Kami minta Kepolisian proses hukum terhadap para pelakunya penyebar ideologi khilafah. Jangan dibiarkan berkembang karena organisasi itu sudah dilarang
Kupang (ANTARA) - Wakil Gubernur Nusa Tenggara Timur, Josef A Nae Soe meminta aparat Kepolisian setempat memroses secara hukum terhadap aktivis HTI yang menyebarkan ideologi khilafah melalui brosur dan video di daerah ini.
"Kami minta Kepolisian proses hukum terhadap para pelakunya penyebar ideologi khilafah. Jangan dibiarkan berkembang karena organisasi itu sudah dilarang," ucap Josef A Nae Soi menegaskan kepada wartawan usai mengikuti upacara HUT Pancasila bersama Presiden Joko Widodo yang dilakukan secara virtual, Senin.

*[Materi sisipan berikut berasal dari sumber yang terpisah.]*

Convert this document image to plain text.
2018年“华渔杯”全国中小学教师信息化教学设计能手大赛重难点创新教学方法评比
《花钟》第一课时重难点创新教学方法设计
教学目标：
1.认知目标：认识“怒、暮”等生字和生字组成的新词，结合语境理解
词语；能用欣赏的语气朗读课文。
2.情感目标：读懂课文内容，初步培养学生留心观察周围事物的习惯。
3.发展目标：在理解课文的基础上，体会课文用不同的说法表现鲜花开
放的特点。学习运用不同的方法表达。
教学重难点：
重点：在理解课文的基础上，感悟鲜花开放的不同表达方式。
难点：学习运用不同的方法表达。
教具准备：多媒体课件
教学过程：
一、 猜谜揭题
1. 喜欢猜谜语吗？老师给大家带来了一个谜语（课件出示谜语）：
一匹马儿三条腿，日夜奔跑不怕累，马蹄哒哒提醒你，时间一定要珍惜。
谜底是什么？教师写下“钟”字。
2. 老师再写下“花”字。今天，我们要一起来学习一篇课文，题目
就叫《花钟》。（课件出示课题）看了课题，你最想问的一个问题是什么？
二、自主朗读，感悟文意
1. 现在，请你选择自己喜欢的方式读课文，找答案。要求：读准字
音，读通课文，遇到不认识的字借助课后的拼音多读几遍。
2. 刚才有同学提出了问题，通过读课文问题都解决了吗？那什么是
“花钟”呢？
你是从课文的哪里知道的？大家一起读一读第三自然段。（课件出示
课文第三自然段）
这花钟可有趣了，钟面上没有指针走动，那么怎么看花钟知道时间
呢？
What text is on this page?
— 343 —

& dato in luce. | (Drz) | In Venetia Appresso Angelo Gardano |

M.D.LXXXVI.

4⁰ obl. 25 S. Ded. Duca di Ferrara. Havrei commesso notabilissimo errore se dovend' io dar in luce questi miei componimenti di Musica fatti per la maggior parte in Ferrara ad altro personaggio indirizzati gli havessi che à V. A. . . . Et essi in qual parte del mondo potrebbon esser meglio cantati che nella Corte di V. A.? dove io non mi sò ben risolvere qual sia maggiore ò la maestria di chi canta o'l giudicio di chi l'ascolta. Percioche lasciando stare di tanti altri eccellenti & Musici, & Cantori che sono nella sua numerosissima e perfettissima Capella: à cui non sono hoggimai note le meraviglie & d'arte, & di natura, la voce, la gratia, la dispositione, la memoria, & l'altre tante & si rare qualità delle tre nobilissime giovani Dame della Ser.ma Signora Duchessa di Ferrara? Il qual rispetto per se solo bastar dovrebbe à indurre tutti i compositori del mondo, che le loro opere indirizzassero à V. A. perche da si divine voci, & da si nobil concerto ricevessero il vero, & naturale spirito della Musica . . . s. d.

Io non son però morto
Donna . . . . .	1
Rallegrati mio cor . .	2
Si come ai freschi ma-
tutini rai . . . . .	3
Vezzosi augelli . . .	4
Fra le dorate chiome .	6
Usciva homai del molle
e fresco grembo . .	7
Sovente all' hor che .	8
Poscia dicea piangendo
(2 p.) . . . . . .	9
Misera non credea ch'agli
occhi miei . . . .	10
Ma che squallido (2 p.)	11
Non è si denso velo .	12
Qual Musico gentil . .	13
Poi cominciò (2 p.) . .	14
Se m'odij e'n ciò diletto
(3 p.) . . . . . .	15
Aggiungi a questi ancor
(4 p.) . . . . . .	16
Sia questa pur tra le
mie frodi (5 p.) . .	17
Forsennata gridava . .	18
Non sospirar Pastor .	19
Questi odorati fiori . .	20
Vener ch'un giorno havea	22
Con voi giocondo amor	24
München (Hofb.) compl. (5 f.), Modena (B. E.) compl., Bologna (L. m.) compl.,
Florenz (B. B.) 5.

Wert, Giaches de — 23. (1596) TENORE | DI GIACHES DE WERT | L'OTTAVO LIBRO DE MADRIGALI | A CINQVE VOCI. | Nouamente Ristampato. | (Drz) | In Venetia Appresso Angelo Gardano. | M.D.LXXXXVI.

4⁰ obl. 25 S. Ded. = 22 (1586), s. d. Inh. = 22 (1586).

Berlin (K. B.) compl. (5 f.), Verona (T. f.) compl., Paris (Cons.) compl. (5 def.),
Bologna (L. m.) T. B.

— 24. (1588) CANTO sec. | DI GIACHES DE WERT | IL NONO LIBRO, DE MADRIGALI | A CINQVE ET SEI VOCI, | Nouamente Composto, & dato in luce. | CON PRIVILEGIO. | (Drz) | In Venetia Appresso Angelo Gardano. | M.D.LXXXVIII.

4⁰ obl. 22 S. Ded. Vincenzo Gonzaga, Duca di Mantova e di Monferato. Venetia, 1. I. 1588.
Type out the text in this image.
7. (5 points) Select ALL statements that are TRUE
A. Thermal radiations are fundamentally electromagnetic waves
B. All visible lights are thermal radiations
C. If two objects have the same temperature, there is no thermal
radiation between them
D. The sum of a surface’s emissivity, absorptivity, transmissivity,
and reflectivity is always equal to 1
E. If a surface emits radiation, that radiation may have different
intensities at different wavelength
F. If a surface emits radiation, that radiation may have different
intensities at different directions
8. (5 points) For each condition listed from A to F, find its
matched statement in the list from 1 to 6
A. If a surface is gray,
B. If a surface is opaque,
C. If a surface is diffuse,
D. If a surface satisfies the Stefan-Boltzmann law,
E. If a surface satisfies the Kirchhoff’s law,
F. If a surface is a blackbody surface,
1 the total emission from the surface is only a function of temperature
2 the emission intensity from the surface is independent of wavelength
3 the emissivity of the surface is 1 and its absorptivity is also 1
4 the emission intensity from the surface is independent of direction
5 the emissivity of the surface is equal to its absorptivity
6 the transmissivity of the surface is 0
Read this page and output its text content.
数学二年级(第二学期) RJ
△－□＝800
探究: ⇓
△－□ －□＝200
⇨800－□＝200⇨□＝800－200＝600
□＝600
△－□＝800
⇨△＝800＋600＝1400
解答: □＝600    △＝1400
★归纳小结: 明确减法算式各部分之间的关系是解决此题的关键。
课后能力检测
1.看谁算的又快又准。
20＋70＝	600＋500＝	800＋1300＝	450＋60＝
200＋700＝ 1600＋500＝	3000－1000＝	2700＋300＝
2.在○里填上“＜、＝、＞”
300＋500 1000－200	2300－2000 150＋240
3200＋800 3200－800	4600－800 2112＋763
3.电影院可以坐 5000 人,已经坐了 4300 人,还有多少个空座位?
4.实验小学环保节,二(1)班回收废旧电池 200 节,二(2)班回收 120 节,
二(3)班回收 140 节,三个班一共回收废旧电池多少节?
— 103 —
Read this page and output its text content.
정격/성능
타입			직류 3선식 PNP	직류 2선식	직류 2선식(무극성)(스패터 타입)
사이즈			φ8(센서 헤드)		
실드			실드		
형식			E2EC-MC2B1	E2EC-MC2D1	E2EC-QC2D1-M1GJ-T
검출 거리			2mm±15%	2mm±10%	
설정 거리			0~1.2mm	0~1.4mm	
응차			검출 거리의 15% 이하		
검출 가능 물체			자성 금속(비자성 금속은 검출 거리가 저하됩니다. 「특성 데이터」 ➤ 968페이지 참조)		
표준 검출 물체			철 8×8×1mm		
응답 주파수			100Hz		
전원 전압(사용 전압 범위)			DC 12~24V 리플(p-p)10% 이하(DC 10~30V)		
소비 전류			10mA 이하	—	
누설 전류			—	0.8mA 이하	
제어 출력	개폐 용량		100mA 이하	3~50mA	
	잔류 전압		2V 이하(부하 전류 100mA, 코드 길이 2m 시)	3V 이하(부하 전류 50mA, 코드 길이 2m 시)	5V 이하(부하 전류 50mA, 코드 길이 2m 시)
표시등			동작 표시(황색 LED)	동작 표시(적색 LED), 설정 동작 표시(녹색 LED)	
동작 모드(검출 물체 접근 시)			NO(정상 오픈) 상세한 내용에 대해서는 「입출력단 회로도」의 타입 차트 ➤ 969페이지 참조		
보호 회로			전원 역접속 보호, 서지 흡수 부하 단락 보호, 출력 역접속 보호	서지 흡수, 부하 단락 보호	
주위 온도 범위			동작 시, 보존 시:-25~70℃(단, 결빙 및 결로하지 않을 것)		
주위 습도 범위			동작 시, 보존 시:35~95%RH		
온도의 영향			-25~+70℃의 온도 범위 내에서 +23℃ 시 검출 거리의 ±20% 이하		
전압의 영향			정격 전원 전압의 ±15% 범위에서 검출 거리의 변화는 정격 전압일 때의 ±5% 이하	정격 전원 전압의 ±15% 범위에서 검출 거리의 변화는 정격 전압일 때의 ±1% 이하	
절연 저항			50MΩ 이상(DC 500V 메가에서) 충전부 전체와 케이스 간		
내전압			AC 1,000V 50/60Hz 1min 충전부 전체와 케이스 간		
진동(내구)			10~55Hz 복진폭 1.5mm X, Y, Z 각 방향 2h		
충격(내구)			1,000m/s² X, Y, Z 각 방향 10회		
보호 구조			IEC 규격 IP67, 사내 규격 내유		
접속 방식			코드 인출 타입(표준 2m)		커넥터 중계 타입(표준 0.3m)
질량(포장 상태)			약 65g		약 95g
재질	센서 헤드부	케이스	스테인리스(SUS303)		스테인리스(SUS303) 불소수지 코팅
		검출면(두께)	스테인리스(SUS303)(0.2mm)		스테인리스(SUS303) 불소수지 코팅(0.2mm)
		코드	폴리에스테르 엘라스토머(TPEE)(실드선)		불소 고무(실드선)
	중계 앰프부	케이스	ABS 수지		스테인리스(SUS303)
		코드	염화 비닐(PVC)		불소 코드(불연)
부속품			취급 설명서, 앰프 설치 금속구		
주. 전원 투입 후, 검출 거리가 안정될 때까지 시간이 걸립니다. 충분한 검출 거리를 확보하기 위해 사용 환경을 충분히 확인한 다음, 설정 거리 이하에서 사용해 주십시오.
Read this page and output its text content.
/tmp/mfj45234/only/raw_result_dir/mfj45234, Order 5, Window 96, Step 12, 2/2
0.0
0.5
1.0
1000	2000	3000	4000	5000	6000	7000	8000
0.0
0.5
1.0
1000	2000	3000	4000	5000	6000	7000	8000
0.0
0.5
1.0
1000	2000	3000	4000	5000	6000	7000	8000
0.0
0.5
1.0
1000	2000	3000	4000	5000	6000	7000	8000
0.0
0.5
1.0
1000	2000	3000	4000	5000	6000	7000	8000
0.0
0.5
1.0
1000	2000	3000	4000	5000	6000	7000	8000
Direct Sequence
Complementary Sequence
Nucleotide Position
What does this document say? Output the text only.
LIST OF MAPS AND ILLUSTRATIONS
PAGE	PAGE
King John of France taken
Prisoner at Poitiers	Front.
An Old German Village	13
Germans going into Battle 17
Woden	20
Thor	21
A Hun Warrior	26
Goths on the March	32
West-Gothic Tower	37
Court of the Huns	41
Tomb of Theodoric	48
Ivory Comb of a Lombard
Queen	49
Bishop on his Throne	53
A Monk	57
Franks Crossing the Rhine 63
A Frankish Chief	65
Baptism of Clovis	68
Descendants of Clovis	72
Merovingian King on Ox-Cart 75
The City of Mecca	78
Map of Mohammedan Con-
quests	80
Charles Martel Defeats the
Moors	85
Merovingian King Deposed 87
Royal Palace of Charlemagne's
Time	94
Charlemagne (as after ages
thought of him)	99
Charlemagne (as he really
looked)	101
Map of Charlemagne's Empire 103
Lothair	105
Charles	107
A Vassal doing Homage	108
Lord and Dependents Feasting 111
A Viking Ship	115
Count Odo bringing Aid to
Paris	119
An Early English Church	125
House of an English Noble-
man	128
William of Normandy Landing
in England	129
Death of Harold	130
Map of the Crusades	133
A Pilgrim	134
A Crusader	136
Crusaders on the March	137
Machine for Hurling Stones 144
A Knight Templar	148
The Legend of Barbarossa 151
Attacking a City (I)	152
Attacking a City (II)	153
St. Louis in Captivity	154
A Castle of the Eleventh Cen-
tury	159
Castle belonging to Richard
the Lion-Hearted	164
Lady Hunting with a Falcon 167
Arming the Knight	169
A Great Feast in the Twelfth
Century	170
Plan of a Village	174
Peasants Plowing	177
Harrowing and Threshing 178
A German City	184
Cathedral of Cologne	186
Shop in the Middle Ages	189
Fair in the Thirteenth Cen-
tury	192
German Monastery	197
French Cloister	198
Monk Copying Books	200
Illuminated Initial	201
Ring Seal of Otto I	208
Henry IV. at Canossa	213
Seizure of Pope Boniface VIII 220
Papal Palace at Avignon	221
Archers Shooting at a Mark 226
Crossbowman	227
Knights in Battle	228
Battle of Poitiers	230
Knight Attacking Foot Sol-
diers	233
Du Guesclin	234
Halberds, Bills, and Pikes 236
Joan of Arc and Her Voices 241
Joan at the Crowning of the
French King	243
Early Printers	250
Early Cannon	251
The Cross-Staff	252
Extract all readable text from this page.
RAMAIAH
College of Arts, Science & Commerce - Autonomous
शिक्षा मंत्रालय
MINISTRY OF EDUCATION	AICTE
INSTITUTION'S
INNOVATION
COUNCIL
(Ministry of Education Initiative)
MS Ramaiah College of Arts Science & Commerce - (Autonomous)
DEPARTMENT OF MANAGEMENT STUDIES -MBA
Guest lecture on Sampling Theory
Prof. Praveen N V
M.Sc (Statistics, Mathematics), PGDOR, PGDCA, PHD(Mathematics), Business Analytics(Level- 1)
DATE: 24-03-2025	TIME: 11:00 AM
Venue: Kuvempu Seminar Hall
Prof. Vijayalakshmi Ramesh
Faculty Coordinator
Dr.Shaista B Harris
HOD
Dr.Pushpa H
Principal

Josef A Nae Soe mengatakan hal itu terkait ditangkapnya Ketua HTI NTT, Suryadi Koda yang menyebarkan brosur dan video untuk menyebarkan ideologi khilafah di NTT.
Baca juga: Polisi tangkap suami istri penyebar ideologi khilafah di Kupang
Menurut Josef, aturan yang melarang terhadap identitas atau ajaran-ajaran yang bertentangan dengan ideologi negara masih berlaku.
Sehingga kata Josef, terhadap organisasi yang melakukan penyebaran ideologi khilafah yang bertentangan dengan Pancasila harus dilarang.
Ia mengatakan, pemerintah NTT mendukung penuh terhadap upaya aparat keamanan untuk melakukan penegakan hukum terhadap organisai yang menyebarkan ideologi di luar ideologi negara Pancasila.
"Terhadap gangguan yang mengusung identitas di luar ideologi negara dilarang, sehingga terhadap mereka yang menyebarkan ideologi yang lain diproses secara hukum," tuturnya.
Baca juga: HTI di Kupang, tamparan keras bagi pemprov dan penegak hukum
Ia mengatakan, apabila negara melarang suatu organisasi terlarang hidup di negara ini, maka tidak boleh dibiarkan berkembang, termasuk di NTT.
"Organisasi HTI sudah dilarang oleh pemerintah pusat, sehingga terhadap mereka harus diproses secara hukum," ujarnya.
Ia mengatakan, pihak Kepolisian agar memroses secara hukum terhadap para anggota HTI yang menyebarkan ajaran dil uar ideologi sehingga NTT bebas dari kegiatan organisasi terlarang.